If you remember nothing else from this pattern, remember: Kafka needs Java and Zookeeper running before starting the Kafka broker.

Common Mistakes
Trying to start Kafka broker before starting Zookeeper
Kafka depends on Zookeeper to manage cluster metadata, so it will fail to start without it.
Always start Zookeeper first, then start the Kafka broker.
Not setting the correct broker.id or port in server.properties
Kafka broker needs a unique ID and correct network settings to work properly and avoid conflicts.
Set broker.id to a unique number and listeners to the correct port before starting Kafka.
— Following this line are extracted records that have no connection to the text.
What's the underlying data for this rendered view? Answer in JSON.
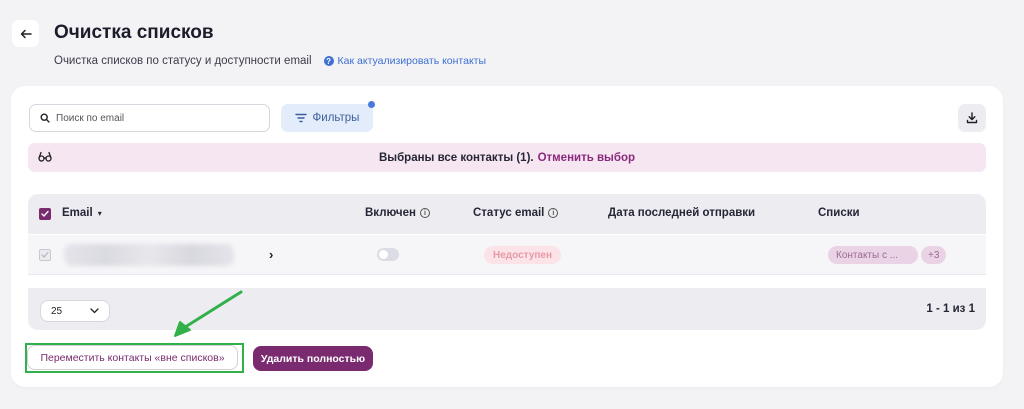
{
  "header": {
    "title": "Очистка списков",
    "subtitle": "Очистка списков по статусу и доступности email",
    "help_link": "Как актуализировать контакты",
    "back_icon": "arrow-left-icon"
  },
  "toolbar": {
    "search_placeholder": "Поиск по email",
    "filters_label": "Фильтры",
    "filters_badge_color": "#4a79dd",
    "download_icon": "download-icon"
  },
  "selection_banner": {
    "text": "Выбраны все контакты (1).",
    "cancel_label": "Отменить выбор",
    "icon": "glasses-icon",
    "background": "#f5e6f1"
  },
  "table": {
    "columns": [
      "Email",
      "Включен",
      "Статус email",
      "Дата последней отправки",
      "Списки"
    ],
    "header_checked": true,
    "rows": [
      {
        "email": "",
        "enabled": false,
        "status": "Недоступен",
        "last_sent": "",
        "list": "Контакты с ...",
        "more_lists": "+3"
      }
    ]
  },
  "pagination": {
    "per_page": "25",
    "range": "1 - 1 из 1"
  },
  "actions": {
    "move_label": "Переместить контакты «вне списков»",
    "delete_label": "Удалить полностью",
    "accent": "#7a2a6f",
    "highlight": "#32b04a"
  }
}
Not verifying topic creation after running the create command
You might think the topic was created but it could have failed silently or due to misconfiguration.
Always run the list topics command to confirm your topic exists.
Summary
Update your system and install Java to prepare for Kafka installation.
Download and extract Kafka, then start Zookeeper and Kafka broker services.
Create and verify Kafka topics to start sending and receiving messages.